On Wed, 29 Nov 2006 17:46:07 -0500
Loic Prylli <[email protected]> wrote:
> While looking into using MSI-X for our myri10ge driver, we have seen
> that the msi(x) code (driver/pci/msi.c) masks the MSI(-X) vector while
> servicing an interrupt. We are not sure why this masking is needed (for
> instance no such thing is done for "edge IOAPIC" interrupts). There
> seems to be already several mechanisms each individually protecting
> against "loosing an interrupt" without masking:
> - the "x86" architecture is able to queue 2 interrupt messages. That
> guarantees an interrupt handler will always start after the last MSI
> received (even in the case of a big burst of MSI messages).
> - Even if there wasn't that interrupt queuing, ack_APIC_irq() could be
> moved in the ack() method. Then things would work without masking even
> on a hypothetical platform where a new interrupt is completely ignored
> (with no IRR-like register) while servicing the same vector (anyway
> since this "msi" code is already tied to "x86" architecture
> specificities, that hypothetical platform might not be relevant).

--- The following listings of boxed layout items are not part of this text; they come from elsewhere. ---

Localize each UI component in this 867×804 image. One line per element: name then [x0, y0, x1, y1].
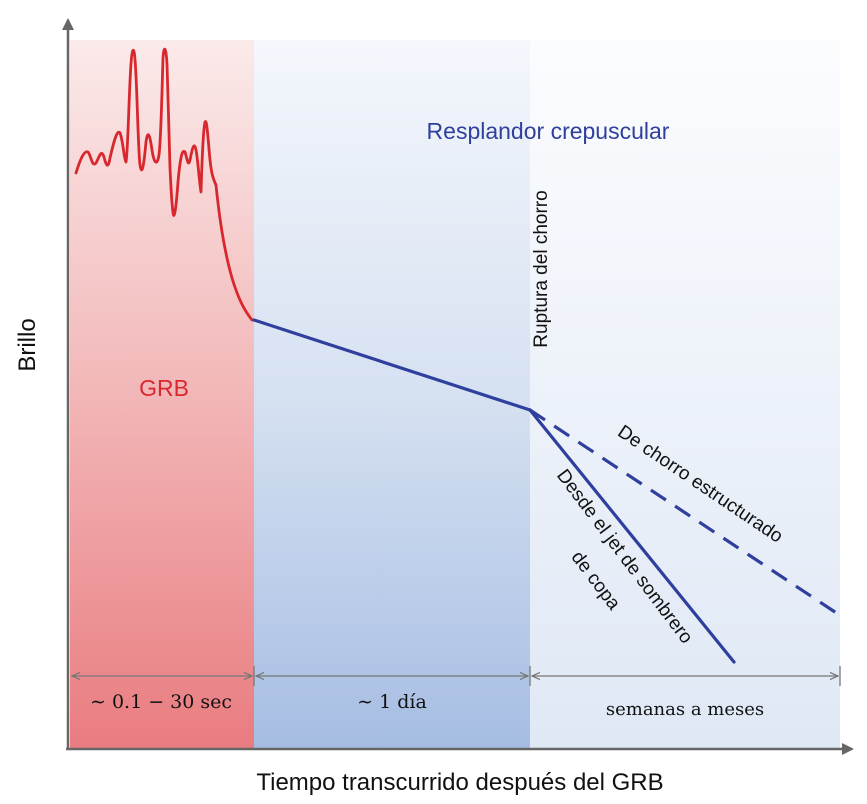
y-axis-label: Brillo [14, 318, 41, 371]
grb-light-curve [74, 47, 254, 322]
jet-break-label: Ruptura del chorro [531, 190, 552, 347]
interval-label-grb: ∼ 0.1 − 30 sec [90, 691, 232, 713]
interval-label-day: ∼ 1 día [357, 691, 427, 713]
top-hat-jet-line [528, 408, 736, 664]
grb-region [70, 40, 254, 748]
afterglow-line [252, 318, 532, 412]
structured-jet-line [529, 408, 839, 616]
interval-label-weeks: semanas a meses [606, 699, 764, 720]
late-region [530, 40, 840, 748]
grb-label: GRB [139, 375, 189, 401]
afterglow-region [254, 40, 530, 748]
x-axis-label: Tiempo transcurrido después del GRB [256, 769, 663, 796]
afterglow-label: Resplandor crepuscular [427, 118, 670, 144]
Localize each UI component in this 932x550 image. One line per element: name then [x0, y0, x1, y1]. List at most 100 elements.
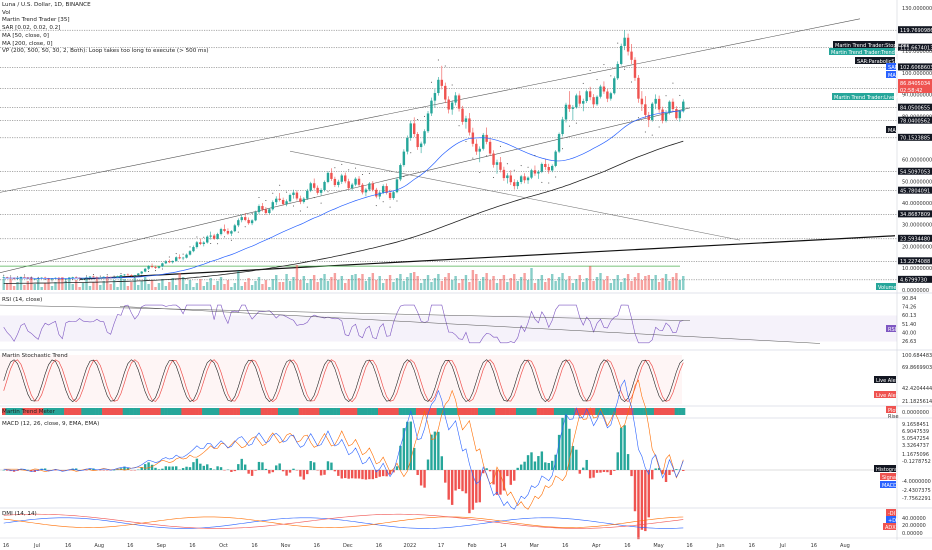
candle-body — [606, 91, 609, 99]
macd-legend[interactable]: MACD (12, 26, close, 9, EMA, EMA) — [2, 421, 100, 427]
candle-body — [333, 178, 337, 186]
candle — [419, 141, 423, 154]
tag-rsi: RSI — [888, 327, 896, 333]
candle — [633, 57, 637, 81]
candle-body — [230, 231, 233, 234]
macd-histogram-bar — [582, 467, 585, 470]
volume-bar — [195, 283, 199, 290]
macd-histogram-bar — [602, 470, 606, 472]
candle-body — [133, 275, 137, 276]
sar-dot — [292, 205, 294, 207]
candle — [230, 230, 233, 236]
time-label-1: Jul — [33, 543, 40, 549]
meter-cell — [112, 408, 117, 415]
candle-body — [630, 51, 633, 60]
macd-histogram-bar — [461, 470, 464, 492]
level-tag-6-bg — [898, 133, 932, 141]
meter-cell — [395, 408, 399, 415]
dmi-legend[interactable]: DMI (14, 14) — [2, 511, 37, 517]
candle — [371, 181, 375, 192]
candle-body — [23, 276, 26, 278]
candle-body — [344, 175, 347, 182]
meter-cell — [70, 408, 75, 415]
candle-body — [657, 98, 661, 110]
tag-plus-di: +DI — [888, 518, 898, 524]
tag-signal-bg — [880, 473, 896, 480]
macd-histogram-bar — [499, 470, 502, 495]
meter-cell — [36, 408, 41, 415]
macd-histogram-bar — [333, 470, 337, 472]
candle — [678, 109, 682, 122]
legend-ma200[interactable]: MA [200, close, 0] — [2, 40, 53, 47]
meter-cell — [619, 408, 624, 415]
macd-histogram-bar — [326, 461, 330, 470]
candle — [364, 187, 368, 197]
macd-histogram-bar — [450, 470, 454, 505]
sar-dot — [575, 122, 577, 124]
meter-cell — [267, 408, 272, 415]
candle — [237, 218, 240, 228]
sar-dot — [203, 236, 205, 238]
candle — [319, 188, 323, 196]
legend-ma50[interactable]: MA [50, close, 0] — [2, 32, 49, 39]
candle — [333, 176, 337, 187]
sar-dot — [251, 213, 253, 215]
candle — [347, 178, 350, 190]
sar-dot — [196, 236, 198, 238]
meter-cell — [284, 408, 289, 415]
volume-bar — [43, 283, 47, 290]
legend-mtt[interactable]: Martin Trend Trader [35] — [2, 17, 70, 24]
macd-histogram-bar — [206, 464, 209, 470]
macd-histogram-bar — [275, 465, 278, 470]
macd-histogram-bar — [526, 455, 530, 470]
sar-dot — [451, 84, 453, 86]
meter-cell — [560, 408, 565, 415]
symbol-title[interactable]: Luna / U.S. Dollar, 1D, BINANCE — [2, 2, 91, 8]
legend-vol[interactable]: Vol — [2, 9, 11, 16]
stoch-legend[interactable]: Martin Stochastic Trend — [2, 353, 68, 359]
legend-vp[interactable]: VP (200, 500, 50, 30, 2, Both): Loop tak… — [2, 48, 209, 55]
candle — [575, 93, 578, 109]
time-label-15: Feb — [468, 543, 477, 549]
volume-bar — [361, 274, 364, 290]
meter-cell — [219, 408, 224, 415]
time-label-0: 16 — [3, 543, 9, 549]
meter-cell — [8, 408, 13, 415]
meter-cell — [578, 408, 582, 415]
countdown-tag-bg — [898, 86, 932, 93]
macd-histogram-bar — [533, 461, 537, 470]
sar-dot — [389, 206, 391, 208]
candle — [564, 102, 568, 123]
macd-histogram-bar — [30, 470, 33, 472]
candle — [257, 204, 261, 215]
candle — [554, 150, 557, 168]
candle-body — [347, 181, 350, 189]
meter-legend[interactable]: Martin Trend Meter — [2, 409, 55, 415]
candle-body — [361, 184, 364, 193]
candle-body — [647, 114, 650, 120]
candle-body — [116, 276, 119, 278]
meter-cell — [440, 408, 444, 415]
meter-cell — [50, 408, 55, 415]
meter-cell — [446, 408, 451, 415]
tag-signal: Signal — [882, 475, 897, 481]
rsi-legend[interactable]: RSI (14, close) — [2, 297, 43, 303]
candle-body — [237, 220, 240, 226]
meter-cell — [91, 408, 96, 415]
macd-histogram-bar — [216, 466, 219, 470]
volume-bar — [381, 283, 385, 290]
macd-histogram-bar — [371, 470, 375, 480]
meter-cell — [633, 408, 638, 415]
volume-bar — [288, 281, 292, 290]
meter-cell — [467, 408, 472, 415]
candle-body — [488, 141, 492, 154]
legend-sar[interactable]: SAR [0.02, 0.02, 0.2] — [2, 25, 61, 32]
macd-histogram-bar — [423, 470, 426, 488]
meter-cell — [398, 408, 403, 415]
macd-histogram-bar — [523, 461, 526, 470]
meter-cell — [605, 408, 610, 415]
candle-body — [164, 261, 168, 264]
candle-body — [33, 279, 36, 280]
volume-bar — [588, 266, 592, 290]
volume-bar — [557, 277, 561, 290]
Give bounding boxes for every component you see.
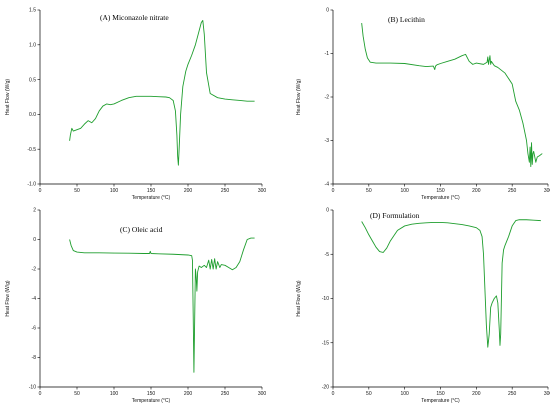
x-tick-label: 300 [544,188,550,194]
y-tick-label: -4 [325,182,330,188]
y-tick-label: -6 [32,326,37,332]
y-tick-label: 0.0 [29,112,36,118]
y-tick-label: -0.5 [27,147,36,153]
x-tick-label: 200 [472,391,481,397]
panel-lecithin: 0 50 100 150 200 250 300 -4 -3 -2 -1 0 Temperature (… [296,8,550,201]
panel-title: (D) Formulation [370,211,420,220]
y-tick-label: -2 [32,267,37,273]
x-tick-label: 100 [400,391,409,397]
y-axis-title: Heat Flow (W/g) [296,280,302,316]
panel-title: (C) Oleic acid [120,225,163,234]
x-tick-label: 0 [332,188,335,194]
x-axis-title: Temperature (°C) [421,398,460,404]
y-tick-label: 0 [33,237,36,243]
y-tick-label: -10 [29,385,36,391]
x-axis-title: Temperature (°C) [421,195,460,201]
y-tick-label: 2 [33,208,36,214]
panel-title: (A) Miconazole nitrate [100,13,169,22]
y-axis-title: Heat Flow (W/g) [5,280,11,316]
x-tick-label: 0 [39,391,42,397]
x-tick-label: 100 [110,391,119,397]
heat-flow-trace [69,19,255,166]
x-tick-label: 150 [147,391,156,397]
x-tick-label: 50 [366,188,372,194]
y-tick-label: 0 [326,8,329,14]
panel-formulation: 0 50 100 150 200 250 300 -20 -15 -10 -5 0 Temperatur… [296,208,550,404]
x-tick-label: 150 [436,188,445,194]
x-tick-label: 0 [39,188,42,194]
heat-flow-trace [361,23,543,168]
x-tick-label: 250 [221,188,230,194]
y-tick-label: -2 [325,95,330,101]
y-tick-label: -8 [32,355,37,361]
x-tick-label: 50 [74,391,80,397]
y-tick-label: 0.5 [29,77,36,83]
x-tick-label: 200 [472,188,481,194]
panel-miconazole-nitrate: 0 50 100 150 200 250 300 -1.0 -0.5 0.0 0.5 1.0 1.5 Te… [5,8,266,201]
x-tick-label: 50 [366,391,372,397]
x-tick-label: 150 [436,391,445,397]
y-tick-label: -4 [32,296,37,302]
x-tick-label: 300 [258,188,267,194]
y-tick-label: 0 [326,208,329,214]
y-tick-label: 1.5 [29,8,36,14]
heat-flow-trace [69,237,255,373]
x-tick-label: 100 [400,188,409,194]
x-tick-label: 250 [508,188,517,194]
panel-oleic-acid: 0 50 100 150 200 250 300 -10 -8 -6 -4 -2 0 2 Temperatu… [5,208,266,404]
y-tick-label: -3 [325,138,330,144]
y-axis-title: Heat Flow (W/g) [5,79,11,115]
x-tick-label: 200 [184,188,193,194]
x-tick-label: 300 [544,391,550,397]
x-axis-title: Temperature (°C) [132,398,171,404]
x-tick-label: 250 [221,391,230,397]
x-tick-label: 50 [74,188,80,194]
y-tick-label: -20 [322,385,329,391]
heat-flow-trace [361,219,541,348]
x-tick-label: 150 [147,188,156,194]
y-tick-label: -15 [322,340,329,346]
x-tick-label: 200 [184,391,193,397]
x-tick-label: 100 [110,188,119,194]
x-tick-label: 0 [332,391,335,397]
x-tick-label: 300 [258,391,267,397]
x-tick-label: 250 [508,391,517,397]
y-tick-label: 1.0 [29,43,36,49]
y-axis-title: Heat Flow (W/g) [296,79,302,115]
y-tick-label: -10 [322,296,329,302]
y-tick-label: -5 [325,252,330,258]
y-tick-label: -1 [325,51,330,57]
y-tick-label: -1.0 [27,182,36,188]
panel-title: (B) Lecithin [388,15,425,24]
x-axis-title: Temperature (°C) [132,195,171,201]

> - Almost every driver/device have their own way of acknowledging
> interrupts anyway, which also by itself makes the masking/unmasking
> unnecessary.
> - The masking by itself is racy unless the driver interrupt handler
> starts by making sure the masking request has reached the device with
> some kind of MMIO-read. Such a MMIO-read is normally the kind of costly
> requests you are happy to get rid of in the MSI model.
>
> So if it is not useful, it might be better to avoid that systematic
> mask/unmask pair. This masking has a small but measurable performance
> impact for our device/driver combo.
>
> Would you agree to suppress that masking (sample patch following)? Or
> otherwise, is there is a possibility of making it optional on a
> per-device basis.
>
Your patch appears to be against the prehistoric 2.6.18 kernel. MSI
got changed a lot - please test 2.6.19 and see if that needs fixing.